In a fireside chat with SINET CEO Robert Rodriguez, Kjetil Nilsen, Director General, Norwegian National Security Authority, described what he characterized as the "value chain" every developed society lives with today. Even a very simple transaction—he took buying groceries as his example—now involves a very large number of participants. Norwegian society is close to cashless today. "There are no other options," he said. "You can't roll this back." If we've reached a level of digitalization from which we can't retreat, what does that say about the future of security?
The threat landscape and how to negotiate it.
Kim Dozier of the CipherBrief moderated a panel of government and industry security experts who described where they thought we were and where they believed we should go. The panelists included Tom Patterson (Unisys), John Rogers (BNP Paribas), and Christopher Wlaschin (CISO, US Department of Health and Human Services).
To the question about what they see looming darkly in the near-to-mid future, the panelist thought that data corruption would become increasingly worrisome. Wlacshin in fact said that the healthcare sector had already seen minor indications of data integrity issues forming.
Speaking from the perspective of the financial services sector, Rogers worried that an attack like WannaCry or NotPetya could wipe out institutions, and, specifically addressing data corruption, saw the possibility of hackers influencing markets.
Patterson warned that coordinated attacks across sectors were "the nightmare scenario."
Cooperating for resilience.
Patterson offered a clear perspective on security. "Security is an impossible goal in an open society. Resiliency is not—that's achievable, but you've got to change mindsets to get there." Resilience should be the goal, the ability to work through and recover from a cyber attack. Different sectors, the panel thought, exhibited different degrees of resilience, and there are lessons they could learn from one another.
Rogers described Sheltered Harbor as an excellent example of a resilience measure we find in the financial sector, which provides cooperative ways for financial service customers to be made whole in the event of a devastating attack on the institutions they do business with. This is a relatively recent construct, only some two years old, a voluntary organization that the panel agreed had potential as a model to be extended to other sectors.
Building and achieving a world-class incident response capability.
Since resilience depends significantly on incident response capability, what goes into developing that capability in any organization? One of the first day's workshops took up this question. Michael Papay (Northrop Grumman Chief Information Security Officer) moderated a panel whose members included Devon Bryan (Executive Vice President and Chief Information Security Officer, the US Federal Reserve System), Mary N. Chaney (Vice President, International Consortium of Minority Cybersecurity Professionals), Dario Forte (Chief Executive Officer, DF Labs), and Matt Olsen (Co-Founder, IronNet Cybersecurity).
The panel expressed immediate consensus on the imperative of automation, if for no other reason than the well-known danger of Security Operations Center (SOC) personnel burn-out.

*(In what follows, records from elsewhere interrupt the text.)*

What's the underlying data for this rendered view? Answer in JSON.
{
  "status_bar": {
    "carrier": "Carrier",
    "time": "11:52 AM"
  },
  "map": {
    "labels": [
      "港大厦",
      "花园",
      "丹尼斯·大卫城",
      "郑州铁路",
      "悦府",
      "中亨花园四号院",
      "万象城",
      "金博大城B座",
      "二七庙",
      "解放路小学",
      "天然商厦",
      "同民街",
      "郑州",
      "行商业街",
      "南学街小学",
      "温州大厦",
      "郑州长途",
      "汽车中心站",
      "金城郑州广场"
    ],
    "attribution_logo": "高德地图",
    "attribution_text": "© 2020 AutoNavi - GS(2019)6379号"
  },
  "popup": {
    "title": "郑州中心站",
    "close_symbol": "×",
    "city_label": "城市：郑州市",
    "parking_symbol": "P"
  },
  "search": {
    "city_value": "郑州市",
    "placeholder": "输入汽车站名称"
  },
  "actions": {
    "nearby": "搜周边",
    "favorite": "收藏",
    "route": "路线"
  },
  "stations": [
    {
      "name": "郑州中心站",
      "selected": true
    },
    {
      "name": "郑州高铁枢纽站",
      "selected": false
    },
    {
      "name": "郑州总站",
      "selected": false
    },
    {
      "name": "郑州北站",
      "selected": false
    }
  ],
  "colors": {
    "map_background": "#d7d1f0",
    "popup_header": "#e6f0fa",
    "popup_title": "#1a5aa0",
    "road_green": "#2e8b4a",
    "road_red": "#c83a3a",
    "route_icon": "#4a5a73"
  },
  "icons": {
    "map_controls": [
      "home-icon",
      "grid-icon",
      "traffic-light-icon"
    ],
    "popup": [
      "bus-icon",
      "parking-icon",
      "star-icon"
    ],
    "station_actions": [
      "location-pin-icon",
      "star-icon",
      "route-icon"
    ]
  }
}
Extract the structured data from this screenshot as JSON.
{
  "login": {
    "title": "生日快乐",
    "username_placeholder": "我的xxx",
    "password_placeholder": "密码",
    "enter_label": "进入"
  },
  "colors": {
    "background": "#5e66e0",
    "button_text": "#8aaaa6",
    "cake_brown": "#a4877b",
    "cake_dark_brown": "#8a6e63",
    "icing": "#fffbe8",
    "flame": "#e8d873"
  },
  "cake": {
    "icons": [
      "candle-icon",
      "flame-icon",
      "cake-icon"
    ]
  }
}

Automation should be integrated for correlation, they agreed, which in turn leads to orchestration.
Olsen observed that the ability to take an alert generated by a machine, and then place it into context, is vital, but the human ability to do so requires a rare set of skills. Organizations remain rightly reluctant to turn incident response over to automated systems. But they are willing, Forte thought, to automate triage. Bryan agreed: billions of events need to be reduced to a few hundred incidents, which can then be triaged and addressed with appropriate urgency.
Papay asked whether the panel thought there was a useful temporal metric that might be applied in assessing resilience. "Resilience means being able to mount a rapid response to an attack. How fast do you have to be? Milliseconds, seconds, minutes, hours, days?" Resilience, Bryan thought, isn't really measured in mean time to respond. What we want from resilience is to be able to work through an incident. And escalation procedures, Chaney argued, are important because executive expectations are often poorly matched to the actual gravity of an incident.

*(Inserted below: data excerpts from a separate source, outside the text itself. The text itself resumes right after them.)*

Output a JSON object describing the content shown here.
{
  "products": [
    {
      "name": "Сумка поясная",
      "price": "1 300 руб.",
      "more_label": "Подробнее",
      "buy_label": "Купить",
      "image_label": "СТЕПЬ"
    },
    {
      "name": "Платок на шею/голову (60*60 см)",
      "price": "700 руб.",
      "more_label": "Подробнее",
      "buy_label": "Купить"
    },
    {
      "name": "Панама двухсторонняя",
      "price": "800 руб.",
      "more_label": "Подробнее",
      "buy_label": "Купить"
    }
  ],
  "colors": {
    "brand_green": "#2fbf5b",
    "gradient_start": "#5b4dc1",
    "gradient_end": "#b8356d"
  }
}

Chaney thought that if you can identify those things that need a millisecond response—and not everything does—you can build a technology to do that. "We try to boil the ocean," and that's a mistake. This is where sound risk management practices show their value. "If it's not affecting business, just clean it up and move on."

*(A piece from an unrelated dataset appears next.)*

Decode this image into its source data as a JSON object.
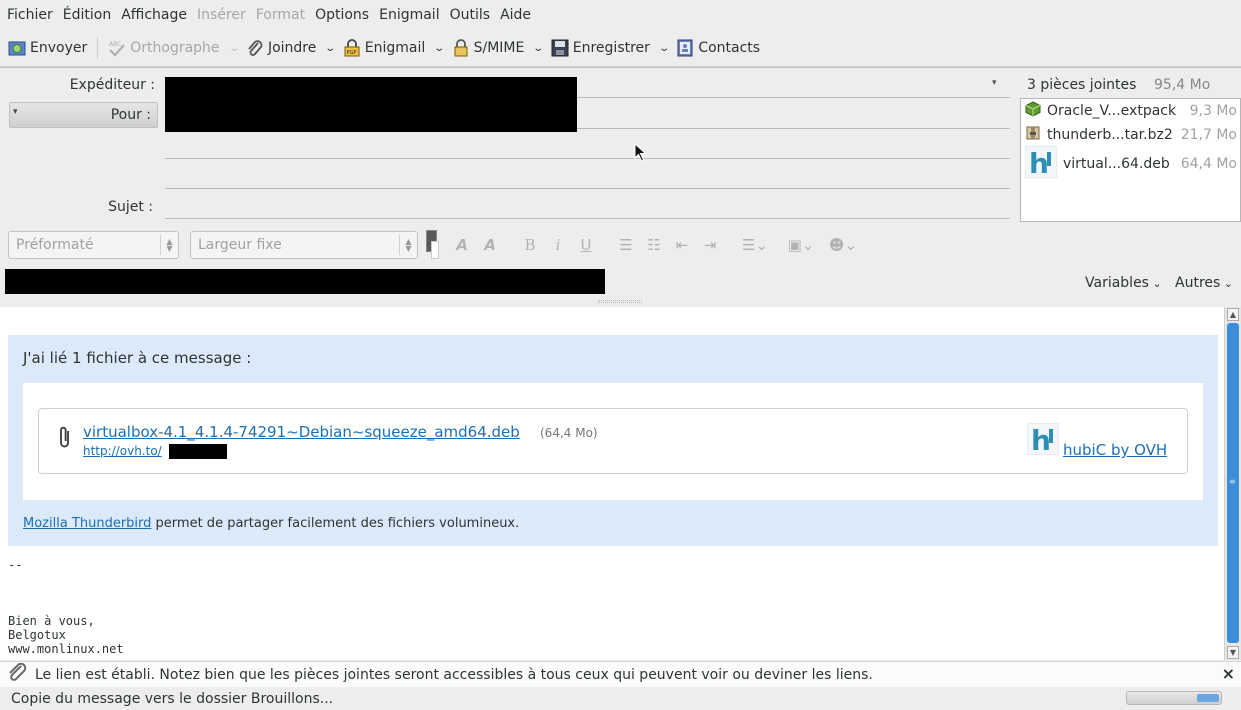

Bryan doubted that there was a bright line between automation and orchestration. He also noted that it can be difficult to distinguish orchestration from simple organizational maturity.
To this point Chaney observed the importance of process. "Hunting involves marksmen, looking for people who are attacking your company."
Bryan, near the end of the discussion, quoted a mentor of his on automation: "A fool with a tool is still a fool." World-class teams are anchored in people, process, and technology. Know what normal looks like for the enterprise, because you can't protect what you don't know about.